When deciding how to implement health care records, Sunder said, one decision that had to be made was what to do if someone created an electronic record for someone who already had a record.

"Don't get stressed about possible duplicates," Sunder said. "It's more important to get everyone into the system."

One of the biggest problems facing India's e-health, he said, is getting healthcare providers and patients to use it. While the Danish government provided and paid for technical support for healthcare providers as it rolled out its e-health systems, this will not be the case in India.

"The government often has to foot the bill. And, in India, there are two problems: one, the bill would be huge, and two, India doesn't have much money," Sunder said. "Technology is easy - it's just an enabler. The biggest problem is the willingness of medical organizations and the individual."

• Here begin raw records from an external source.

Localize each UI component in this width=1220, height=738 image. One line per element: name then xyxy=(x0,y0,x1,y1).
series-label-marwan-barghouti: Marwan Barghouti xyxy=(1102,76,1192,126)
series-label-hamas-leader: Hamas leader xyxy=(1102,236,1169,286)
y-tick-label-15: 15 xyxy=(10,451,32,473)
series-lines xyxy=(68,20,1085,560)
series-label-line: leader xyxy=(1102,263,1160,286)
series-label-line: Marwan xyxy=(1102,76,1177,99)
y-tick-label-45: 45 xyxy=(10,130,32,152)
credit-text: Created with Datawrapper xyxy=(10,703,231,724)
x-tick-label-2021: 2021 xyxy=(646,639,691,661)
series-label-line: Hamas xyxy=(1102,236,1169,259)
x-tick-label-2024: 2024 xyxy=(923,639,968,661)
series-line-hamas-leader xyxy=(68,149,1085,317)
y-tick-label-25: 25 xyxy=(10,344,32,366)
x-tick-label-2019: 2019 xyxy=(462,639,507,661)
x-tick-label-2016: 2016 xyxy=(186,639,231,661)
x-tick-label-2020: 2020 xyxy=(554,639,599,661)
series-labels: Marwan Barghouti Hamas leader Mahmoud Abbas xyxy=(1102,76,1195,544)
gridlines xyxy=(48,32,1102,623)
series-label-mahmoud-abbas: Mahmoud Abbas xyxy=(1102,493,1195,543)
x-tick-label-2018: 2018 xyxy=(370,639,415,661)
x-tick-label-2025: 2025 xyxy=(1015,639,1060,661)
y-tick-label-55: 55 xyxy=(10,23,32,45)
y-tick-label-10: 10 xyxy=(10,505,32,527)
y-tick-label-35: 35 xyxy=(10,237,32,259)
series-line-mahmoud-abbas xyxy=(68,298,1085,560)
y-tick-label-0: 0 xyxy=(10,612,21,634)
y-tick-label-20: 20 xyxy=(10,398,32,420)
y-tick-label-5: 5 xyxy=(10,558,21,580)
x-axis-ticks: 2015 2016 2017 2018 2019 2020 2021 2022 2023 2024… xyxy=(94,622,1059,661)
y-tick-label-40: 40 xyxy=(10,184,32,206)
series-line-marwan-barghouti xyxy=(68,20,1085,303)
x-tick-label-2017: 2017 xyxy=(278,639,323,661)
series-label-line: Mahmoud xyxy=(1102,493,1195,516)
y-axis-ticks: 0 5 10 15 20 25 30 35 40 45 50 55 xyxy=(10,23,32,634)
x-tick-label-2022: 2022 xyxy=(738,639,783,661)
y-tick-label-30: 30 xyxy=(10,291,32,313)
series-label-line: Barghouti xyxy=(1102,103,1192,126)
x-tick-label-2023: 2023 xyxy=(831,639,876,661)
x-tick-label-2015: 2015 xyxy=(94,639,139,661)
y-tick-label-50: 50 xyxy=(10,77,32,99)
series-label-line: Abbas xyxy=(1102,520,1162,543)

What about m-health instead?

The next few years are crucial for e-health initiatives. If they fail to succeed, perhaps the next step in innovation will come from m-health (health services provided via mobile phones). In parts of Africa, where costs and access to infrastructure are prohibitive for e-health, innovative m-health products are already appearing.

In Zambia, healthcare services have been trialing text message services for infant HIV-blood-test results, cutting the time to get the results from 44.2 to 26.7 days. And the new, low-cost smartphone app LifeLens can be used to diagnose malaria, processing a picture taken by mobile phone of a blood sample used to detect parasites.

Mobile penetration globally is about 87%, and in Africa it is close to 50%, and this could make mobile phones potentially a powerful tool for healthcare.